Given equation is $x^5-10a^3x^2+b^4x+c^5=0$ which has 3 equal roots. What I know is that since its a 5th degree equation therefore it must have 5 roots out (of which 3 are equal).
Aim is to establish the relationship between the constants $a,b$ and $c$. Options given are:
1) $6a^5+c^5=0$.
2) $b^4=15a^4.$
I have to find which one is correct out of the two, any help?
On
Let $t$ the triple root and consider the coefficients $r,s$ of the quadratic factor so one has the polynomial $(x-t)^3(x^2+rx+s)$. The equality of corresponding coefficients gives $$r-3t=0$$ $$s-3tr+3t^2=0$$ $$-3ts-t^3+3t^r=-10a^3$$ $$3t^2s-t^3r=b^4$$ $$-t^3s=c^5$$ Solving easily this system we have a parameterization of $a,b,c$ in function of the triple root.

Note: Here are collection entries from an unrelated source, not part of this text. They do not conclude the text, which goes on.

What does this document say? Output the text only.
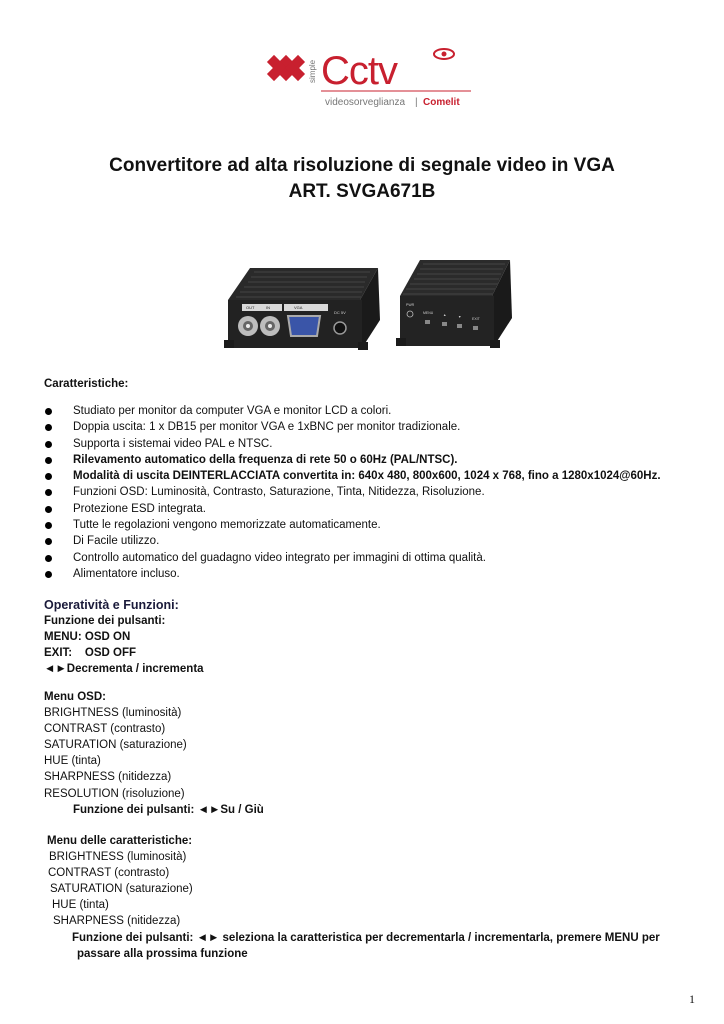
simple Cctv
videosorveglianza | Comelit
Convertitore ad alta risoluzione di segnale video in VGA
ART. SVGA671B
OUT	IN	VGA
DC 5V
PWR
MENU	▲	▼	EXIT
Caratteristiche:
Studiato per monitor da computer VGA e monitor LCD a colori.
Doppia uscita: 1 x DB15 per monitor VGA e 1xBNC per monitor tradizionale.
Supporta i sistemai video PAL e NTSC.
Rilevamento automatico della frequenza di rete 50 o 60Hz (PAL/NTSC).
Modalità di uscita DEINTERLACCIATA convertita in: 640x 480, 800x600, 1024 x 768, fino a 1280x1024@60Hz.
Funzioni OSD: Luminosità, Contrasto, Saturazione, Tinta, Nitidezza, Risoluzione.
Protezione ESD integrata.
Tutte le regolazioni vengono memorizzate automaticamente.
Di Facile utilizzo.
Controllo automatico del guadagno video integrato per immagini di ottima qualità.
Alimentatore incluso.
Operatività e Funzioni:
Funzione dei pulsanti:
MENU: OSD ON
EXIT:    OSD OFF
◄►Decrementa / incrementa
Menu OSD:
BRIGHTNESS (luminosità)
CONTRAST (contrasto)
SATURATION (saturazione)
HUE (tinta)
SHARPNESS (nitidezza)
RESOLUTION (risoluzione)
Funzione dei pulsanti: ◄►Su / Giù
Menu delle caratteristiche:
BRIGHTNESS (luminosità)
CONTRAST (contrasto)
SATURATION (saturazione)
HUE (tinta)
SHARPNESS (nitidezza)
Funzione dei pulsanti: ◄► seleziona la caratteristica per decrementarla / incrementarla, premere MENU per
passare alla prossima funzione
1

$$a=t$$ $$b=\sqrt[4]{15}\space t$$ $$c=-\sqrt[5]{6}\space t$$
The simplest relationship between $a,b,c$ is $$a=\frac{b}{\sqrt[4]15}=\frac{-c}{\sqrt[5]6}$$
Let $$f(x) = x^5 - 10a^3x^2 + b^4x + c^5 = (x - m)^3g(x)$$ where $m$ is the repeated root, and $g(x)$ is some second-order polynomial.
Then, differentiating and substituting $x = m$,
$$5x^4 - 20a^3x + b^4 = (x - m)^3g'(x) + 3(x - m)^2g(x)$$ $$5m^4 - 20a^3m + b^4 = 0$$
Differentiating another time, and similarly substituting $x = m$,
$$20x^3 - 20a^3 = (x - m)^3g''(x) + 3(x - m)^2g'(x) + 3(x - m)^2g'(x) + 6(x - m)g(x)$$ $$20m^3 - 20a^3 = 0$$ $$m = a$$
Substituting this back into our first result, $$5a^4 - 20a^3\cdot a + b^4 = 0$$ $$b^4 = 15a^4$$
Note: The fact that $(x - m)$ appears in every term of $f'(x)$ and $f''(x)$ is in fact a usable basis for proving what Gerry Myerson mentioned in the comments - that $f(x), f'(x), f''(x)$ all have a common factor.